Onkyo - No reply yet.

Pioneer - VSX-818 ($250), VSX-1018AH-K (both AV receivers) - resistors. A-35R ($200, stereo integrated) - resistors. SX-A6-J ($650 stereo receiver) - dedicated opamp circuit.

HK. AVR-146 uses opamp. HK-3390 uses resistors. This makes sense as people have reported the AVR headphone out is not very good but the stereo amplifiers have good headphone jacks. They provided the opamp used and a quick search suggests it isn't very good.
Mainly all of them indeed uses resistor networks to acomplished the taskt, that is true...But do not trust blindly all those answers.
Unless you talk directly with any really knowledgeable person inside the firm, mainly all customer service reps that will answer the emails has no clue of what they are talking about, and will give you a book answer, specially Marantz. For sad expereince I know that, you have to be really enquisitive to get an straight answer.
Now for example I know for sure that one recent Marantz models do have a dedicated headphone jack, and you got the opposite answer from them....
post #72 of 215
Thread Starter 
Quote:
Originally Posted by pp312 View Post
Graphs are tricky little things. If headphones really sounded like their graphs there'd be nothing to do but stamp them into the carpet. Fortunately there's only the vaguest correlation between graphs and perceived sound.
I agree. Have you ever compared headphone graphs on headroom? Look at the K701 and HD650. It looks completely different from what you would expect after reading reviews/comparison on this site.

I know nothing about frequency measurement. But I am confident that there is some mismatch between many graphs and human ears.
post #73 of 215
Thread Starter 
Quote:
Originally Posted by Sovkiller View Post
Now for example I know for sure that one recent Marantz models do have a dedicated headphone jack, and you got the opposite answer from them....
Which model are you talking about?
post #74 of 215
Quote:
Originally Posted by odigg View Post
Which model are you talking about?
While I was trying to get my PM7200, one of the technicians at Marantz that I spoke off, to find out the main differences between the PM7200 and the upcomming PM7001, one of the points he discussed with me was about the heapdhone jacks. According to him, and he asured me that, the PM7001 has a dedicated circuit behind the jack, while the PM7200 (that I ended getting) had only a resistor network. But the 7200 was Class-A while the 7001 was a current feedback amp...
I do not have schematic, so I could not tell you for sure, but the guy was really knowledgeable, and this was one fo the strongest points of our discussion, as I was really concerned about the quality of the jack as well, as sometimes we get no amp around, due to upgrades and so, and still we could use them.
But after testing the 7200 in Harvey, it was so quiet and clean sounding using the CD3K, even at full volume, that honestly, I did not care a little bit about what was behind it...
BTW many vintage receivers also have that solution and they offer very good sound, the main problem is how good and clean sounding the amp is...
post #75 of 215
Thread Starter 
Quote:
Originally Posted by Sovkiller View Post
According to him, and he asured me that, the PM7001 has a dedicated circuit behind the jack, while the PM7200 (that I ended getting) had only a resistor network.
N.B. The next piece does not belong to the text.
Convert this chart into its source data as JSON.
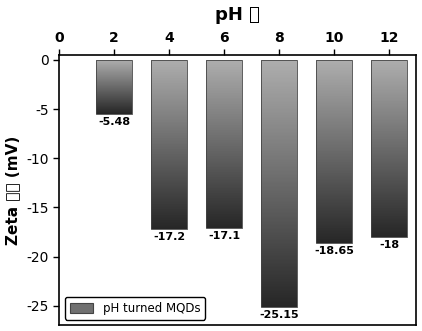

But the 7200 was Class-A while the 7001 was a current feedback amp...
That's good to know. I've heard other reports that the PM7001 has a opamp powered jack.

If we exclude the high end amps that can afford to use well implemented headphone opamp circuits, there seem to be a number of current day models that use resistor outs. With that in mind a question would be, why go with the cheap opamp method when a resistors would be cheaper and work better?

Based on other posts in this thread, I suspect that some designs (class D for example) don't easily lend themselves to sharing a ground between speakers (or drivers) and this is why the resistor route does not work. Perhaps there are other amplifier designs that will also sound bad with a resistored off headphone jack.

Which brings me to an interesting experiment. The HK AVR-146 (perhaps all models in the AVR series) use a opamp headphone jack. If somebody was to connect a DIY headphone adapter to the speaker terminals, would it sound bad? Based on my paragraph above I predict it would. Anybody want to try it?